I’ve heard mothers call who say they “had no identity” after their children grew up. I’m married almost 41 years, and I’m here to tell you that I have enough “identity” to fill a dozen lifetimes. Here’s just a partial list: Girlfriend, sweetheart, siren, executive chef, friend, cheerleader, spiritual guide, crying shoulder and caregiver. Also, martial artist, runner, yogi, dancer, volunteer, singer, seamstress, jewelry maker, actress, journalist, small business owner, musician and potter.

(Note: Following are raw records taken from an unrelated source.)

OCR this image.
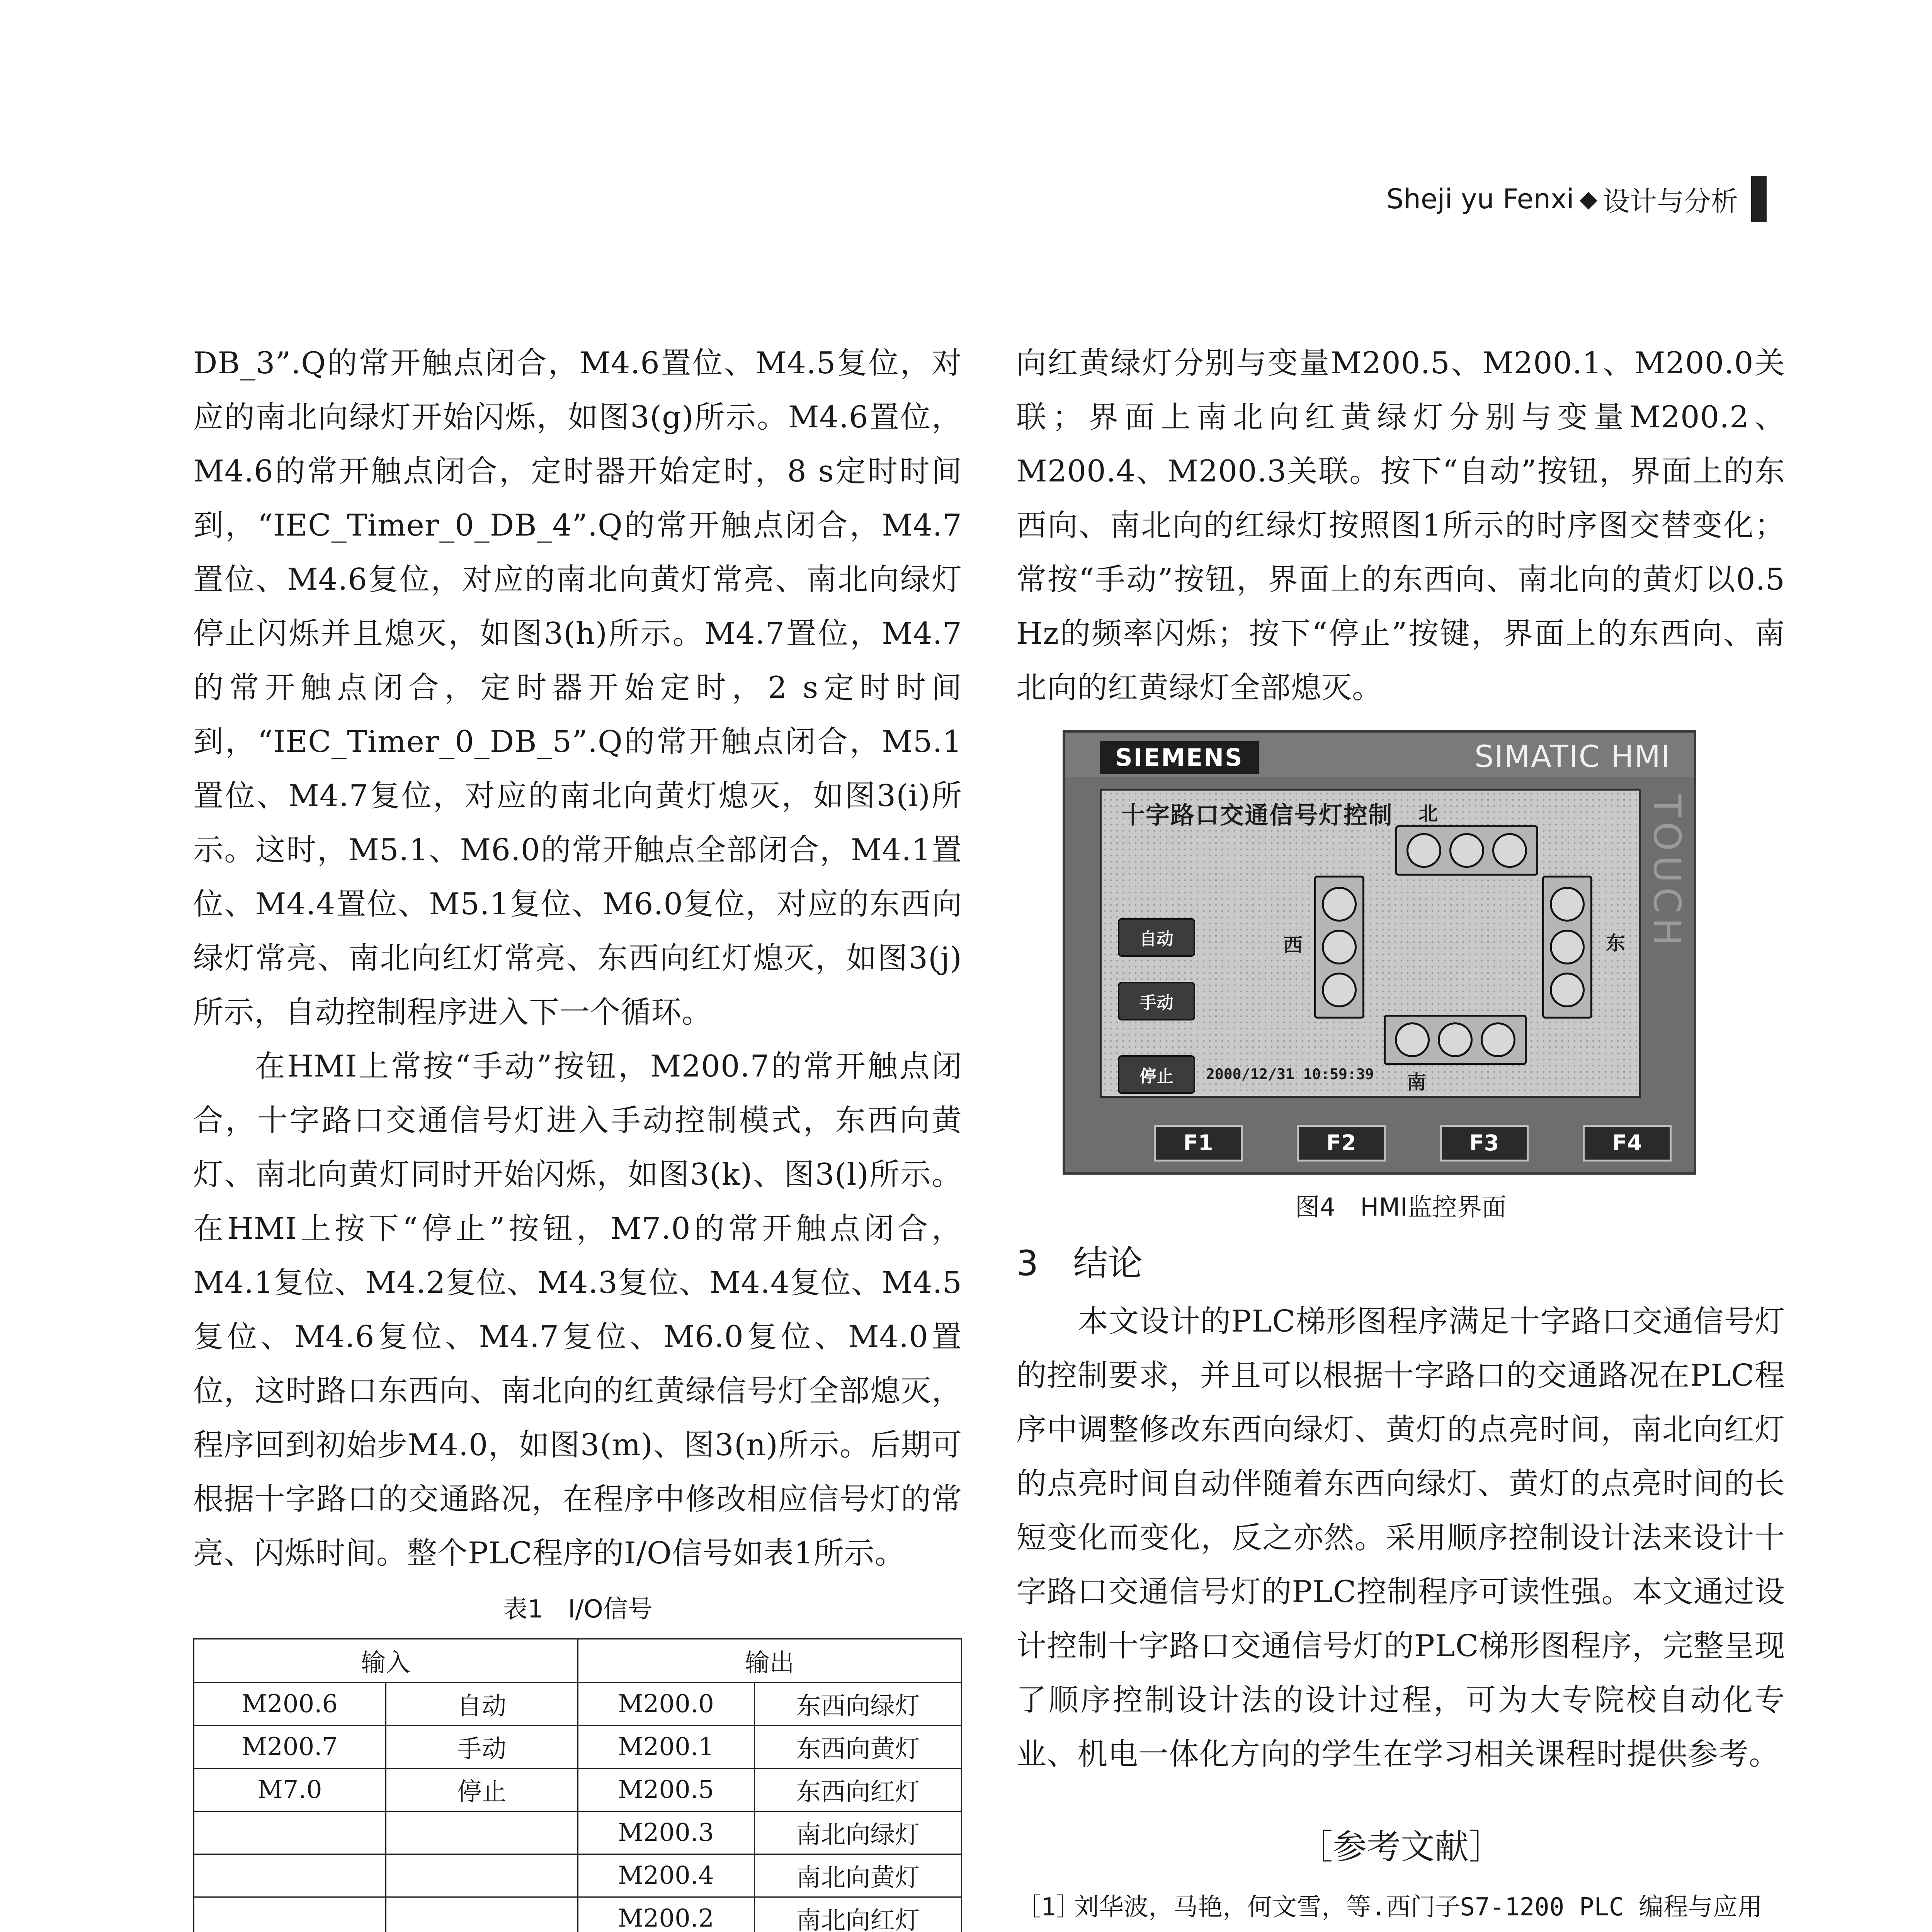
Sheji yu Fenxi ◆ 设计与分析

DB_3”.Q的常开触点闭合，M4.6置位、M4.5复位，对应的南北向绿灯开始闪烁，如图3(g)所示。M4.6置位，M4.6的常开触点闭合，定时器开始定时，8 s定时时间到，“IEC_Timer_0_DB_4”.Q的常开触点闭合，M4.7置位、M4.6复位，对应的南北向黄灯常亮、南北向绿灯停止闪烁并且熄灭，如图3(h)所示。M4.7置位，M4.7的常开触点闭合，定时器开始定时，2 s定时时间到，“IEC_Timer_0_DB_5”.Q的常开触点闭合，M5.1置位、M4.7复位，对应的南北向黄灯熄灭，如图3(i)所示。这时，M5.1、M6.0的常开触点全部闭合，M4.1置位、M4.4置位、M5.1复位、M6.0复位，对应的东西向绿灯常亮、南北向红灯常亮、东西向红灯熄灭，如图3(j)所示，自动控制程序进入下一个循环。

在HMI上常按“手动”按钮，M200.7的常开触点闭合，十字路口交通信号灯进入手动控制模式，东西向黄灯、南北向黄灯同时开始闪烁，如图3(k)、图3(l)所示。在HMI上按下“停止”按钮，M7.0的常开触点闭合，M4.1复位、M4.2复位、M4.3复位、M4.4复位、M4.5复位、M4.6复位、M4.7复位、M6.0复位、M4.0置位，这时路口东西向、南北向的红黄绿信号灯全部熄灭，程序回到初始步M4.0，如图3(m)、图3(n)所示。后期可根据十字路口的交通路况，在程序中修改相应信号灯的常亮、闪烁时间。整个PLC程序的I/O信号如表1所示。

表1　I/O信号
输入		输出	
M200.6	自动	M200.0	东西向绿灯
M200.7	手动	M200.1	东西向黄灯
M7.0	停止	M200.5	东西向红灯
		M200.3	南北向绿灯
		M200.4	南北向黄灯
		M200.2	南北向红灯

向红黄绿灯分别与变量M200.5、M200.1、M200.0关联；界面上南北向红黄绿灯分别与变量M200.2、M200.4、M200.3关联。按下“自动”按钮，界面上的东西向、南北向的红绿灯按照图1所示的时序图交替变化；常按“手动”按钮，界面上的东西向、南北向的黄灯以0.5 Hz的频率闪烁；按下“停止”按键，界面上的东西向、南北向的红黄绿灯全部熄灭。

SIEMENS	SIMATIC HMI
TOUCH
十字路口交通信号灯控制 北
南
西	东
自动
手动
停止	2000/12/31 10:59:39
F1	F2	F3	F4
图4　HMI监控界面
3　结论

本文设计的PLC梯形图程序满足十字路口交通信号灯的控制要求，并且可以根据十字路口的交通路况在PLC程序中调整修改东西向绿灯、黄灯的点亮时间，南北向红灯的点亮时间自动伴随着东西向绿灯、黄灯的点亮时间的长短变化而变化，反之亦然。采用顺序控制设计法来设计十字路口交通信号灯的PLC控制程序可读性强。本文通过设计控制十字路口交通信号灯的PLC梯形图程序，完整呈现了顺序控制设计法的设计过程，可为大专院校自动化专业、机电一体化方向的学生在学习相关课程时提供参考。

［参考文献］
［1］
刘华波，马艳，何文雪，等.西门子S7-1200 PLC 编程与应用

It makes me sad that women don’t value everything they bring to a relationship, everything they provide to their family and society, as well as themselves, unless it has a monetary value. There’s infinite value in modeling for children that a person can learn new things at any age—that you can do something because you enjoy it and not give up if you’re not perfect at it. There’s tremendous value in modeling for a husband that his wife has sound judgment, has faith in him and will be his soft place to fail, so he can try and not give up because he’s not perfect. If a woman believes she has no identity after her children are up and out, it’s her own fault. If she’s not willing to be accountable, she just becomes (and maybe wants to be) a victim.
My husband and I are about to retire, and I look forward to adding another identity to my list – full-time partner in adventure and troublemaking! That’s our plan for “between now and dead.”